Mas há uma estrela que hoje se destaca no firmamento do underwear masculino – a Impetus. Com 8 filiais europeias – Espanha, França, Bélgica, Alemanha, Grécia, Áustria, Inglaterra e Rússia – e uma asiática – China – a marca portuguesa é hoje uma das líderes incontestáveis do mercado. Actualmente, o universo Impetus não se resume à roupa interior, incluindo ainda o homewear e as meias. Para esta estação, a marca criou uma colecção dinâmica e moderna, repleta de modelos em seamless que se adaptam perfeitamente ao corpo e onde são exploradas qualidades especiais de fibras de alta performance, tais como o Impetus Fresh com propriedades termorreguladoras ou o Impetus SkinCare com propriedades hidratantes. Para a próxima estação, a Impetus apresenta uma colecção com espírito desportivo e radical evidenciado em linhas como Player, Danger Zone e NoLimits, onde primam os materiais naturais de qualidade máxima como o algodão Supima ou com impacto visual como o Tactel.

Face à estabilização do mercado, a maior parte das marcas líderes, à semelhança da Impetus, orientam as suas colecções para uma maior subtileza e um maior trabalho ao pormenor para a próxima estação. Eminence abandonou os modelos em tule e prefere concentrar-se nas linhas em micromodal e em algodão-Lycra. O cinto é um dos elementos mais trabalhados pelos estilistas, e em particular o logo.
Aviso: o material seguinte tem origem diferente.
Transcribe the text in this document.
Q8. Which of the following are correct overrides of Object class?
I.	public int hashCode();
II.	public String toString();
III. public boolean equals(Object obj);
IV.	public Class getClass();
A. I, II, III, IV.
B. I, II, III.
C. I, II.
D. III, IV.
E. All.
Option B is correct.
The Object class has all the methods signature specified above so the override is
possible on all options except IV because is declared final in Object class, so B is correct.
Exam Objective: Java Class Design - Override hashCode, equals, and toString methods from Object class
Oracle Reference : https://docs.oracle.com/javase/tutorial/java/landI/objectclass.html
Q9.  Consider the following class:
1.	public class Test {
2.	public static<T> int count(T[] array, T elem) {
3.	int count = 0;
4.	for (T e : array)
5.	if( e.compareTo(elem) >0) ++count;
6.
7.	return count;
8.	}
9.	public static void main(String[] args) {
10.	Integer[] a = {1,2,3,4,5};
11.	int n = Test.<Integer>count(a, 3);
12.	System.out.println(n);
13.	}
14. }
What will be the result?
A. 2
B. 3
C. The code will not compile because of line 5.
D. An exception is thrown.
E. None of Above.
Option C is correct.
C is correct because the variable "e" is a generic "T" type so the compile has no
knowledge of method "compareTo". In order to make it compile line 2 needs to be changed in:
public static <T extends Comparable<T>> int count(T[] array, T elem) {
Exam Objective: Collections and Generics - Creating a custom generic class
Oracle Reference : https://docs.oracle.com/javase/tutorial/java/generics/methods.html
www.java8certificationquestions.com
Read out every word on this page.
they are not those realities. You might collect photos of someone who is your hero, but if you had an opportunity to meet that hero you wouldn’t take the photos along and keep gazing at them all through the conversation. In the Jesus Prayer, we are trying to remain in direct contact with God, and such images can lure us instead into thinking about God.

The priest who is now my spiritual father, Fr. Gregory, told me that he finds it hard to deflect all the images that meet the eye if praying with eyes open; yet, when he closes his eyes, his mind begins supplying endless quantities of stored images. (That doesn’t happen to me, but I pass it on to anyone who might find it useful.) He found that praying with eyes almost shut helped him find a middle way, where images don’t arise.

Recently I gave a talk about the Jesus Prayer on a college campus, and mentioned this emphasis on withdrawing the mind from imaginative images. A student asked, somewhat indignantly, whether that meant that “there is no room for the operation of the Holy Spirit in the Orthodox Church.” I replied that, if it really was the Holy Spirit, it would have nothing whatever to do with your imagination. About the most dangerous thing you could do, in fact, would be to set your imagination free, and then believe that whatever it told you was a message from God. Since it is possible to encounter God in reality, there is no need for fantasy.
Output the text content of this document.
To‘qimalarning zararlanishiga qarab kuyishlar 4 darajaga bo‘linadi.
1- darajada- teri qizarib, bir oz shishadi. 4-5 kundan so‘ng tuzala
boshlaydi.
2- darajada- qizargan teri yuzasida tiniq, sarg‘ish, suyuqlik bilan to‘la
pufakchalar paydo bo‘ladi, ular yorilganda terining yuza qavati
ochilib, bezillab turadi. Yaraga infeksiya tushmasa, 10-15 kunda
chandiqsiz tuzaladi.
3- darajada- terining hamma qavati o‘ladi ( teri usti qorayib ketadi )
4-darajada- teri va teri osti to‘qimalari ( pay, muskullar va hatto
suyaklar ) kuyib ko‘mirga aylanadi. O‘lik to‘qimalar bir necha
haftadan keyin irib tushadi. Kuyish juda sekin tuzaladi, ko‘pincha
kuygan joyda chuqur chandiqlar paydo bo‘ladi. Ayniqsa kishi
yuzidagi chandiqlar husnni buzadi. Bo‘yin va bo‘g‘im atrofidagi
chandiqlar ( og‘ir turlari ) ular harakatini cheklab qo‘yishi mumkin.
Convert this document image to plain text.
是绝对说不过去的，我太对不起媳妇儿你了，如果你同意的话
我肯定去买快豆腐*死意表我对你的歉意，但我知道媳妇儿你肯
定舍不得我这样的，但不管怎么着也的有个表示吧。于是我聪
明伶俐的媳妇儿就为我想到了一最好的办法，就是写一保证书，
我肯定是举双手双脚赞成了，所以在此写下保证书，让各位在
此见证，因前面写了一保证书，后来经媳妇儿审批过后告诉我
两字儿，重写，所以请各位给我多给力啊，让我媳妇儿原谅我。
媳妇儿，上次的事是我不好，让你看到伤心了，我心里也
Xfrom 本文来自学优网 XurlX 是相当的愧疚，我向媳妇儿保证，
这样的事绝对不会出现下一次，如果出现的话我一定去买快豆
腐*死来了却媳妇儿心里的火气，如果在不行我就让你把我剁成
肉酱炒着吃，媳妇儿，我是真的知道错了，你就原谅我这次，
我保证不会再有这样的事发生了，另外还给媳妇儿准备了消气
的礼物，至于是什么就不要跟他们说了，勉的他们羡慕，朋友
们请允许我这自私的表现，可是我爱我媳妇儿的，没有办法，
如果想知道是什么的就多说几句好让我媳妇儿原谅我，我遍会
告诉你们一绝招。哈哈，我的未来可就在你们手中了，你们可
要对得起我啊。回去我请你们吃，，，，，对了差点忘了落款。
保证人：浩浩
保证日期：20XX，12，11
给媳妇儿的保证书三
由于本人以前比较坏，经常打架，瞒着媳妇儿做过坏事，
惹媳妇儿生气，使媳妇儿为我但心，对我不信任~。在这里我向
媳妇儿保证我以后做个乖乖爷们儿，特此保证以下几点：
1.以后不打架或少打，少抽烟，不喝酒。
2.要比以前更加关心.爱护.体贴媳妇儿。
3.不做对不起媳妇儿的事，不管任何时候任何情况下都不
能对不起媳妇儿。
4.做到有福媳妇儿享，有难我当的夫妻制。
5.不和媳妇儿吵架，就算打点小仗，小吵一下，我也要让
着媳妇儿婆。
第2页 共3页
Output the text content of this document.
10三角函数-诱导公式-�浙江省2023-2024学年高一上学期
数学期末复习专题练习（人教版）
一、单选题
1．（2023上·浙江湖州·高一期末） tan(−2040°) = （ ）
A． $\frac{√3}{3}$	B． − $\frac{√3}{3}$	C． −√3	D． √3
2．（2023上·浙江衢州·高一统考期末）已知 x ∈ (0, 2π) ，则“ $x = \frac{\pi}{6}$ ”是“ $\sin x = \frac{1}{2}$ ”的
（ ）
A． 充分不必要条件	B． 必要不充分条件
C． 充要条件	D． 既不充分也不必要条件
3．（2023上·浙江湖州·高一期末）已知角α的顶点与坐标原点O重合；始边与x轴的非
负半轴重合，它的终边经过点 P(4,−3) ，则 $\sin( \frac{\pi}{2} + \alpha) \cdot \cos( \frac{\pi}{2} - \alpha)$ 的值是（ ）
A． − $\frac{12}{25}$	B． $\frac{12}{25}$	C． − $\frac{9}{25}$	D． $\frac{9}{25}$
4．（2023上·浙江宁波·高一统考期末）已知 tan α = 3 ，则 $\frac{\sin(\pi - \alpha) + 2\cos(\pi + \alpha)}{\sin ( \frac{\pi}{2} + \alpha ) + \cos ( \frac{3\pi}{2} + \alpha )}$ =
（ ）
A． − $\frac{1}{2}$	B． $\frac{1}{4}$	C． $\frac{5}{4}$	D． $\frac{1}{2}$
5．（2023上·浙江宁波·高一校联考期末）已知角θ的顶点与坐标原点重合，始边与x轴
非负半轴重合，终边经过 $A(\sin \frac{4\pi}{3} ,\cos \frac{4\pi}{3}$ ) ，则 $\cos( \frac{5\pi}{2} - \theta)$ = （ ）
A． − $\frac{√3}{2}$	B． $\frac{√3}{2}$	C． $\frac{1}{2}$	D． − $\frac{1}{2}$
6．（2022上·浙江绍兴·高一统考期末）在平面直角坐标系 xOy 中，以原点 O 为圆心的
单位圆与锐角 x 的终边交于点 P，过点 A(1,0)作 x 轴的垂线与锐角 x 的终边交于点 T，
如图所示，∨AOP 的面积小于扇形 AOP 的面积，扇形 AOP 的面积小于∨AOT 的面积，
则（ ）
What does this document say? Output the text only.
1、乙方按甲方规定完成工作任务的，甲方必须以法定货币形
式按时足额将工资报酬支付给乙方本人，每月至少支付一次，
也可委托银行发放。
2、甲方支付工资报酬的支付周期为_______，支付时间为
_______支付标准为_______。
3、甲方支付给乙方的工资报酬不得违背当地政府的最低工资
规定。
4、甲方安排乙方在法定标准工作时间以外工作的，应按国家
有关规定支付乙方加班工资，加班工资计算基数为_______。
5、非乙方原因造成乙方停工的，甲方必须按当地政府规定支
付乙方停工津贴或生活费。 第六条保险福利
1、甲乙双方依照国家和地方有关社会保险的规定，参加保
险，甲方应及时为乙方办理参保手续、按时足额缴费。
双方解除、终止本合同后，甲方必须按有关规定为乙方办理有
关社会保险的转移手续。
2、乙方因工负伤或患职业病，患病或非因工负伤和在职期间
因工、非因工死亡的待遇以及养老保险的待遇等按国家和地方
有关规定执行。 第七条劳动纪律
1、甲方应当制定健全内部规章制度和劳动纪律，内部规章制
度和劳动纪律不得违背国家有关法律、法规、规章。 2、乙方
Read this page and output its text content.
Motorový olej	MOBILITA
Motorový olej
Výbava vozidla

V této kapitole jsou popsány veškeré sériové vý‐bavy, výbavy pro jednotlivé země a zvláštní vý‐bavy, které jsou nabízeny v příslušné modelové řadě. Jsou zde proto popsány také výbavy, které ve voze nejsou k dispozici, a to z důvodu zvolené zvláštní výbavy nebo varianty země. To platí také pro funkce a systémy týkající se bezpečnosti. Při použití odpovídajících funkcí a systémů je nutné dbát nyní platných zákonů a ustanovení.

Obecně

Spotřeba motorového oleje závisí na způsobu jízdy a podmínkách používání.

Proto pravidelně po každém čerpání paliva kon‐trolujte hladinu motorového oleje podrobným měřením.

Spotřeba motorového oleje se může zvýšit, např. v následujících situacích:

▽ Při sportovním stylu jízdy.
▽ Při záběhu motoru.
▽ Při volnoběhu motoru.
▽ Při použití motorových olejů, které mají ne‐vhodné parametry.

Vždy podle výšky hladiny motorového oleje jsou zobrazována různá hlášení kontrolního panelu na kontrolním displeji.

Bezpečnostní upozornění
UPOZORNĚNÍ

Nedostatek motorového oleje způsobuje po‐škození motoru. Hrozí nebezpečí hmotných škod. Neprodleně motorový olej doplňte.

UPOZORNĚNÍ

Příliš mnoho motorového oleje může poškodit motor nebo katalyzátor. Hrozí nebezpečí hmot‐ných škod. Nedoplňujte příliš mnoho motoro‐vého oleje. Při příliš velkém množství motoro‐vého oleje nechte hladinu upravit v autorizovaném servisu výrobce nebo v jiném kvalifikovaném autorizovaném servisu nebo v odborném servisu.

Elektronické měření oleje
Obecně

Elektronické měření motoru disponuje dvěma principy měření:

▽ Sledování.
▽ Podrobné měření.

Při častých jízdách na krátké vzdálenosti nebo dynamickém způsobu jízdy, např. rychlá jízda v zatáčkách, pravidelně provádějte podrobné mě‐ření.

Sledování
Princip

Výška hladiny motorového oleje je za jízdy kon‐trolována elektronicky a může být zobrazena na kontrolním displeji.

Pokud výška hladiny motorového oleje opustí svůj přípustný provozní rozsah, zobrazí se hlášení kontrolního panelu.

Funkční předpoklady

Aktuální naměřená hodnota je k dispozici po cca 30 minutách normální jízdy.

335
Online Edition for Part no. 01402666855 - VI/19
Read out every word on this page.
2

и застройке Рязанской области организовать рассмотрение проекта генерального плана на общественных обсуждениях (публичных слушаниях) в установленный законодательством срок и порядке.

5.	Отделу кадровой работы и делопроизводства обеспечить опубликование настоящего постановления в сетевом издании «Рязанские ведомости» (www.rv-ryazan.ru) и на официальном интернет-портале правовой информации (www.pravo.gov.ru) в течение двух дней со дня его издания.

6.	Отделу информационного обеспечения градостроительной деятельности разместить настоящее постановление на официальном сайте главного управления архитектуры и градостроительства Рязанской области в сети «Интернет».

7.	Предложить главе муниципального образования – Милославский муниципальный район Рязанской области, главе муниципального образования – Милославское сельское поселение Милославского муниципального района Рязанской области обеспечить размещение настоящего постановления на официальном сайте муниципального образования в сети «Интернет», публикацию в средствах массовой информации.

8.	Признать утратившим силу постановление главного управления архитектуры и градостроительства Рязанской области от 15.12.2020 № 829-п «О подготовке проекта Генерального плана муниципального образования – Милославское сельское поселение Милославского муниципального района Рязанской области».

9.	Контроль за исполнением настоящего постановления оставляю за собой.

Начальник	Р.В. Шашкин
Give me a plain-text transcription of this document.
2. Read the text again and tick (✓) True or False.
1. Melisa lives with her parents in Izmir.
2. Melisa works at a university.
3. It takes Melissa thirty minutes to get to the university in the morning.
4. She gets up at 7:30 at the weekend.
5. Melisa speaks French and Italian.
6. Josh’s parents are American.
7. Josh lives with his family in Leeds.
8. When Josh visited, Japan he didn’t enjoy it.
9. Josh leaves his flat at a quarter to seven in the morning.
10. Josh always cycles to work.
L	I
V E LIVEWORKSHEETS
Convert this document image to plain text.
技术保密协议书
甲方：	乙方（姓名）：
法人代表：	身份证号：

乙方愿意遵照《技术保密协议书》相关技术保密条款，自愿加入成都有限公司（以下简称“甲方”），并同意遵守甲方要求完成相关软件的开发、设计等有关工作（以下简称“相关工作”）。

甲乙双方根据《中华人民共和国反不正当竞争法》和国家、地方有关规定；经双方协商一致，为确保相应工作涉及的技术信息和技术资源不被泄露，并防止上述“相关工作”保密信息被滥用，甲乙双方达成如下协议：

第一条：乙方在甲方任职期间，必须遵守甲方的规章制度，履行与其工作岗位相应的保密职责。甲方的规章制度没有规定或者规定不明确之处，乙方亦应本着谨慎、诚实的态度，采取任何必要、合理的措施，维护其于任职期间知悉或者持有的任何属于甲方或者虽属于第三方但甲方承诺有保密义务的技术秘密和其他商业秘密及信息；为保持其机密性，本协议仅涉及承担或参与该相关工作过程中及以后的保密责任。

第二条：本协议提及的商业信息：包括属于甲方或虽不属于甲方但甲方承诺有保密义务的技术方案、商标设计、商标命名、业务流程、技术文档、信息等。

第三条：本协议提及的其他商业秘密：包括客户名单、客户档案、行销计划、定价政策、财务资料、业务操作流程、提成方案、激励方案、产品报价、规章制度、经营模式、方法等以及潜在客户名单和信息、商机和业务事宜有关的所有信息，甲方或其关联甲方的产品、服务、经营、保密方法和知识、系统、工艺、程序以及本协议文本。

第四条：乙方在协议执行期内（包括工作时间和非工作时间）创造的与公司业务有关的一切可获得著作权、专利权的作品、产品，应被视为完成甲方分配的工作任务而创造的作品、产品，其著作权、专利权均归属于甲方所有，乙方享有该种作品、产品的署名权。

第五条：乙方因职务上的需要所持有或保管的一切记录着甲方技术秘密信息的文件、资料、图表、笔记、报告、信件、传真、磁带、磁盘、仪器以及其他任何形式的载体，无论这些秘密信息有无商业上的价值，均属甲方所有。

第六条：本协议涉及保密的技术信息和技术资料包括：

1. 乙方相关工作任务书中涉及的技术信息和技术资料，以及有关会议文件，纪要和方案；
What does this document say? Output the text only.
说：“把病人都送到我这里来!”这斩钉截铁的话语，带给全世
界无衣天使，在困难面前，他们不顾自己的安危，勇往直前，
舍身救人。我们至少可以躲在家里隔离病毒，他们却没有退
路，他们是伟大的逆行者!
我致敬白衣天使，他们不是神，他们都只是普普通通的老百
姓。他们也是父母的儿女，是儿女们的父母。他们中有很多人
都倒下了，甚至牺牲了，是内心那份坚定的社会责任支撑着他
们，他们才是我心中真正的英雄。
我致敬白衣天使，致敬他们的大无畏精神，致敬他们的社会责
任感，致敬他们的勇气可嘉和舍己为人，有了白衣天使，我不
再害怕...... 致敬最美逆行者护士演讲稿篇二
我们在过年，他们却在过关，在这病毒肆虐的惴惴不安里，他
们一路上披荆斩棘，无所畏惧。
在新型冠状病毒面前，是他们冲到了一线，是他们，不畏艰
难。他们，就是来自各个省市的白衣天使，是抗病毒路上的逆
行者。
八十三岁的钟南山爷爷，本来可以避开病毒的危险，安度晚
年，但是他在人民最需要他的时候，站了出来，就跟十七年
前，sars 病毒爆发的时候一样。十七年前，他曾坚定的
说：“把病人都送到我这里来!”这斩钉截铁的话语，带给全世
Estas tendências deixam sempre mais espaço à cor: verde, caqui, bronze, vermelho e até laranja têm ganho alguns pontos. Mas o pelotão da frente permanece inalterável – branco, preto e cinzento.

O underwear masculino é ainda um epifenómeno que permitiu já a este mercado encetar uma mutação. «Há ainda uma noção de equipamento utilitário no homem. A sedução apareceu aqui e ali, mas não é generalizada. Deste modo, a oferta tardou a democratizar-se mais do que a modernizar-se. Antes, aqueles que queriam roupa interior Calvin Klein tinham até que ir buscá-la aos EUA. Agora, todas as marcas são facilmente acessíveis em todo o lado», conclui Christophe Lépée.